Glynn is 34 years of age. He has a record of minor offending in England and has one conviction for assault occasioning actual bodily harm in 1997 for which he was imprisoned for 15 months.
On his initial arraignment Glynn pleaded not guilty. He raised a defence of duress. There was a hung jury on his trial in October 2001. A subsequent application to stay the proceedings as an abuse of process was unsuccessful. He remained in custody on remand from 4 April 2001 until 5 April 2002 when he was released on bail, but he was required to stay in this State pending his further trial. His defacto wife and two children came to Australia in April 2002 but they went back to England after about 3 months. Glynn is uncertain whether that relationship will continue when he ultimately returns to England. While on bail he has been having some counselling for his drug problems.
Glynn’s second trial was listed to commence on 12 November 2002. On 11 November he entered his plea of guilty. While he is to receive a significant discount for this plea it is not as great as it would have been if it had been entered before a further trial date had been set. He is contrite for his offence and he is to be given some credit for his co-operation with the authorities.
The maximum penalty for the offence is imprisonment for 25 years. Drug importation is a serious offence and there must be a substantial deterrent element in the sentence to be imposed. Ecstasy is in the middle of the range of illicit drugs and its use is becoming more common. It is common for addicts to become couriers for dealers in order to fund their own consumption. The penalty to be imposed must make it clear to other people in the position of Glynn that they cannot facilitate the conduct of the wholesale drug trade to satisfy their personal need for drugs.

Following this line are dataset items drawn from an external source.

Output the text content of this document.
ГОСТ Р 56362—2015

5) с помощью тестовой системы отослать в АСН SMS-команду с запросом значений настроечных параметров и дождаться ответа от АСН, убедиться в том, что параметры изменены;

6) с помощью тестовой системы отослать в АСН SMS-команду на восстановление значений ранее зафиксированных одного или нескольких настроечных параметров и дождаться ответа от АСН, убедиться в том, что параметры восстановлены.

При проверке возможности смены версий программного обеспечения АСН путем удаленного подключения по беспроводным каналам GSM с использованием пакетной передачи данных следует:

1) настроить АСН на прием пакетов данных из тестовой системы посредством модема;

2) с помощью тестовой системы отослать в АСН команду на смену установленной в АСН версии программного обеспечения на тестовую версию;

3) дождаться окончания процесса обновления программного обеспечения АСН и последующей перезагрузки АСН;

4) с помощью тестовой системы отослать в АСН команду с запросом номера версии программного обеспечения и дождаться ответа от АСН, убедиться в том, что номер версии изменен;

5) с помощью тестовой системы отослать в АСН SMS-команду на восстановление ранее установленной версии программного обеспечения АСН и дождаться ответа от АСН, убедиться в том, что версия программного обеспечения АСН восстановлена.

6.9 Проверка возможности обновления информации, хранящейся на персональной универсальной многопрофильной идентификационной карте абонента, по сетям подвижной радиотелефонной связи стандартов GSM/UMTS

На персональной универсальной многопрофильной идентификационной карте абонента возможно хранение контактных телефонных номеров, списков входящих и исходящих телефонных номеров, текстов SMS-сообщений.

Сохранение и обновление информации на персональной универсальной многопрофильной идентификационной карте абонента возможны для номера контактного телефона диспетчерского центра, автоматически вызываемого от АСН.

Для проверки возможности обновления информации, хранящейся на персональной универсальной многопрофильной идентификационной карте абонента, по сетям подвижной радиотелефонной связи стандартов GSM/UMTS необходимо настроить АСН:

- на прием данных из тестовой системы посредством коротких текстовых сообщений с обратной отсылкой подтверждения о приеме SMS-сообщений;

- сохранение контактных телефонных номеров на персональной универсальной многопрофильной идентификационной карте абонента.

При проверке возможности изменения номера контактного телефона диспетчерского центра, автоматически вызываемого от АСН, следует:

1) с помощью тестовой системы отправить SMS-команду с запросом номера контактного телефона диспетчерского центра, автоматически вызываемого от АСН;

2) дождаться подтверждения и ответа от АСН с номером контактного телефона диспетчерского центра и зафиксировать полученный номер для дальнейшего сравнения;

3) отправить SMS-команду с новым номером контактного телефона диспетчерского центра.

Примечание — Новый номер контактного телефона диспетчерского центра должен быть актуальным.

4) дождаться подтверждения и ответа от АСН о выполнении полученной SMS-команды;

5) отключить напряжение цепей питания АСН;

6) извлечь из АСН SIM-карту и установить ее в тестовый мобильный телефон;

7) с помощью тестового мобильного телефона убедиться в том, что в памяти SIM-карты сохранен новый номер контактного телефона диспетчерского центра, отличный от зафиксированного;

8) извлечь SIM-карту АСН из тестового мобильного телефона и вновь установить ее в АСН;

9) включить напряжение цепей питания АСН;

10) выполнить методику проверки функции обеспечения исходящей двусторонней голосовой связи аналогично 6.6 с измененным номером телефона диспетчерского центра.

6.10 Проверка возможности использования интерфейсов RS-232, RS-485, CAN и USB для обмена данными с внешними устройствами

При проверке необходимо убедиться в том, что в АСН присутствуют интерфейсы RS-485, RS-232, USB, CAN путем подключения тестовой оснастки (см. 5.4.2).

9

Once Glynn is released on a recognisance release order he will immediately be deported back to England. In his time in gaol, and in his time on bail apart from when his family was here, he has been without any support network of family and friends in this State. However, little weight is to be given to this as it is a consequence of him coming to Australia to commit his crime: R v Liddy, CCA 19/11/02, Jud No [2002] SASC 306, unreported at [120] and the cases cited there.

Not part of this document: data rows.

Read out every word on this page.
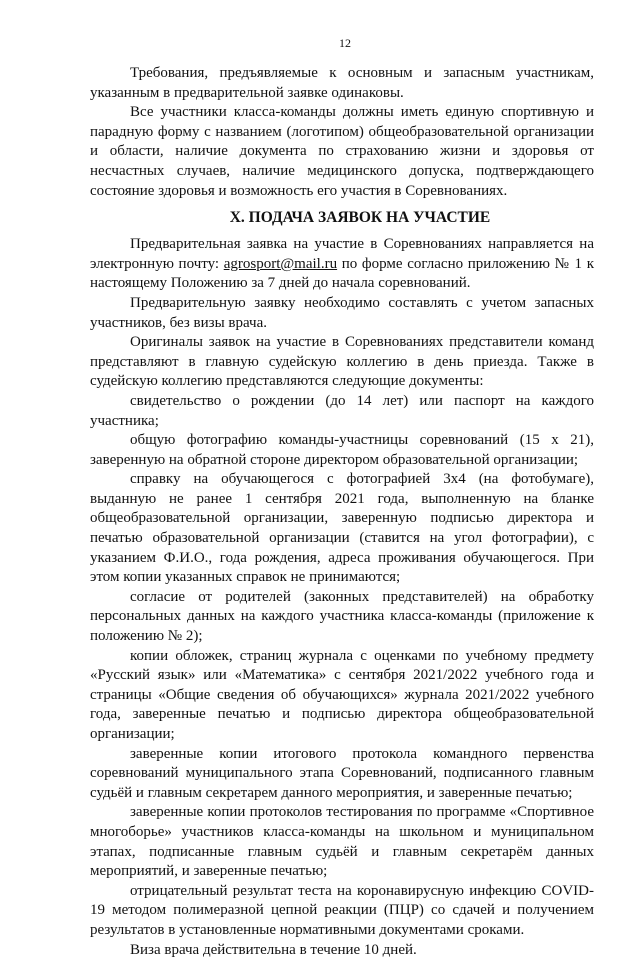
12

Требования, предъявляемые к основным и запасным участникам, указанным в предварительной заявке одинаковы.

Все участники класса-команды должны иметь единую спортивную и парадную форму с названием (логотипом) общеобразовательной организации и области, наличие документа по страхованию жизни и здоровья от несчастных случаев, наличие медицинского допуска, подтверждающего состояние здоровья и возможность его участия в Соревнованиях.

X. ПОДАЧА ЗАЯВОК НА УЧАСТИЕ

Предварительная заявка на участие в Соревнованиях направляется на электронную почту: agrosport@mail.ru по форме согласно приложению № 1 к настоящему Положению за 7 дней до начала соревнований.

Предварительную заявку необходимо составлять с учетом запасных участников, без визы врача.

Оригиналы заявок на участие в Соревнованиях представители команд представляют в главную судейскую коллегию в день приезда. Также в судейскую коллегию представляются следующие документы:

свидетельство о рождении (до 14 лет) или паспорт на каждого участника;

общую фотографию команды-участницы соревнований (15 х 21), заверенную на обратной стороне директором образовательной организации;

справку на обучающегося с фотографией 3х4 (на фотобумаге), выданную не ранее 1 сентября 2021 года, выполненную на бланке общеобразовательной организации, заверенную подписью директора и печатью образовательной организации (ставится на угол фотографии), с указанием Ф.И.О., года рождения, адреса проживания обучающегося. При этом копии указанных справок не принимаются;

согласие от родителей (законных представителей) на обработку персональных данных на каждого участника класса-команды (приложение к положению № 2);

копии обложек, страниц журнала с оценками по учебному предмету «Русский язык» или «Математика» с сентября 2021/2022 учебного года и страницы «Общие сведения об обучающихся» журнала 2021/2022 учебного года, заверенные печатью и подписью директора общеобразовательной организации;

заверенные копии итогового протокола командного первенства соревнований муниципального этапа Соревнований, подписанного главным судьёй и главным секретарем данного мероприятия, и заверенные печатью;

заверенные копии протоколов тестирования по программе «Спортивное многоборье» участников класса-команды на школьном и муниципальном этапах, подписанные главным судьёй и главным секретарём данных мероприятий, и заверенные печатью;

отрицательный результат теста на коронавирусную инфекцию COVID-19 методом полимеразной цепной реакции (ПЦР) со сдачей и получением результатов в установленные нормативными документами сроками.

Виза врача действительна в течение 10 дней.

The DPP concedes that there are strong subjective mitigating factors in this case. Glynn acted under threats to himself and his family in acting as a drug courier. The legal defence of duress could not succeed mainly because he did not avail himself of reasonable opportunities to report the threats to him to the relevant authorities.

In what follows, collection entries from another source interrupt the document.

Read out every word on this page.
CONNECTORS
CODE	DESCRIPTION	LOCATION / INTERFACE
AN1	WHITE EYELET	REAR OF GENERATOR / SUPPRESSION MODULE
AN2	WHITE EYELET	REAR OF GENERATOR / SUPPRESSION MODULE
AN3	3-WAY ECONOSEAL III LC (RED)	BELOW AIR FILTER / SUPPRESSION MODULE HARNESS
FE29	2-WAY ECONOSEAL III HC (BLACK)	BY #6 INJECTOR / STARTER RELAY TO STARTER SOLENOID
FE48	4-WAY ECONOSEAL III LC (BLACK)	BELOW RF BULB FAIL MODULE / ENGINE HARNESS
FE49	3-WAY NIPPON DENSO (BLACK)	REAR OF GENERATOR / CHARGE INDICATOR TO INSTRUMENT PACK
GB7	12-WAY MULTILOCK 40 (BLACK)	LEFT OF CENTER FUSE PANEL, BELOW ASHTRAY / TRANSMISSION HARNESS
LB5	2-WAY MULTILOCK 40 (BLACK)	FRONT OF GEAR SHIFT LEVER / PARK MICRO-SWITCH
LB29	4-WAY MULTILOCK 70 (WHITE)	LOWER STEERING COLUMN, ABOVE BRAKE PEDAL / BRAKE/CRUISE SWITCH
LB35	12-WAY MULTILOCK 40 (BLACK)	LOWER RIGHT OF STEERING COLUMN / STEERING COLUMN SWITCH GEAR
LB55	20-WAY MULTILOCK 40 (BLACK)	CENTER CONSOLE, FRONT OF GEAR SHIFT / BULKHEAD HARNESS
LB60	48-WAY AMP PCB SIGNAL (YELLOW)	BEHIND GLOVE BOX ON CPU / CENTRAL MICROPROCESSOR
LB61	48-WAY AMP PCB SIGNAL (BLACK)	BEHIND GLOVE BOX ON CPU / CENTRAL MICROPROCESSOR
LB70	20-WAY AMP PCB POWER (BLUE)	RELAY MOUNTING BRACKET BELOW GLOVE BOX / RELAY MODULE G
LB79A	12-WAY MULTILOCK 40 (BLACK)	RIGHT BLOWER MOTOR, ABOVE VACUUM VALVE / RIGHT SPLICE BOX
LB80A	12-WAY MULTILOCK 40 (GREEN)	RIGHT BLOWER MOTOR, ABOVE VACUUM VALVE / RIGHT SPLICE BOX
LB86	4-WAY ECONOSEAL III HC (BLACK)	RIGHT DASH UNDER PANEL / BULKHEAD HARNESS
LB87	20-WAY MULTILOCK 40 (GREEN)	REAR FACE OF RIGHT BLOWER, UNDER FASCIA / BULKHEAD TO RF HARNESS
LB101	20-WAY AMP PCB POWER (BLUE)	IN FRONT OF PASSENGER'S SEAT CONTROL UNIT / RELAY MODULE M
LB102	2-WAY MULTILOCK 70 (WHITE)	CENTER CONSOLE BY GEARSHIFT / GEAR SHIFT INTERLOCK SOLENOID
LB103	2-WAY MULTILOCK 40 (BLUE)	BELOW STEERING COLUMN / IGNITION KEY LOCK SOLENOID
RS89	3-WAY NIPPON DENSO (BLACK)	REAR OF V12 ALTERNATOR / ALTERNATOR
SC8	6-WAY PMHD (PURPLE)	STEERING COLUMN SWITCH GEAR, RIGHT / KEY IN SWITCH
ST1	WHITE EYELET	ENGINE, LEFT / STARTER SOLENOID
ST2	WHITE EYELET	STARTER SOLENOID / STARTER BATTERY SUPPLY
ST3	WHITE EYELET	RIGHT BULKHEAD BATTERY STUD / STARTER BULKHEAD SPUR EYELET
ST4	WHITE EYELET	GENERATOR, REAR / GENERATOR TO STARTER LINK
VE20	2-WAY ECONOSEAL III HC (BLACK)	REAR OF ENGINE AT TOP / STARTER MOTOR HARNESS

The sentence to be imposed is complicated because Glynn has already served on remand 1 year and 1 day in custody. As there has been a period on bail since his release from custody the sentence now to be imposed cannot be backdated to include that earlier period in custody, but it must be taken into account. If he had not spent that period in custody, and if there was to be no discount for his plea, the starting point would have been a sentence of imprisonment for 4 years. I allow a discount of 6 months for the plea of guilty and further reduce it to 22 months to take into account the period already served on remand. Accordingly, Glynn is sentenced to imprisonment for 22 months as from today. I direct under s20(1)(b) of the Commonwealth Crimes Act 1914 that Glynn be released after serving 12 months of this 22 month sentence upon him entering into a recognisance in the sum of $1,000 to be of good behaviour for 2 years.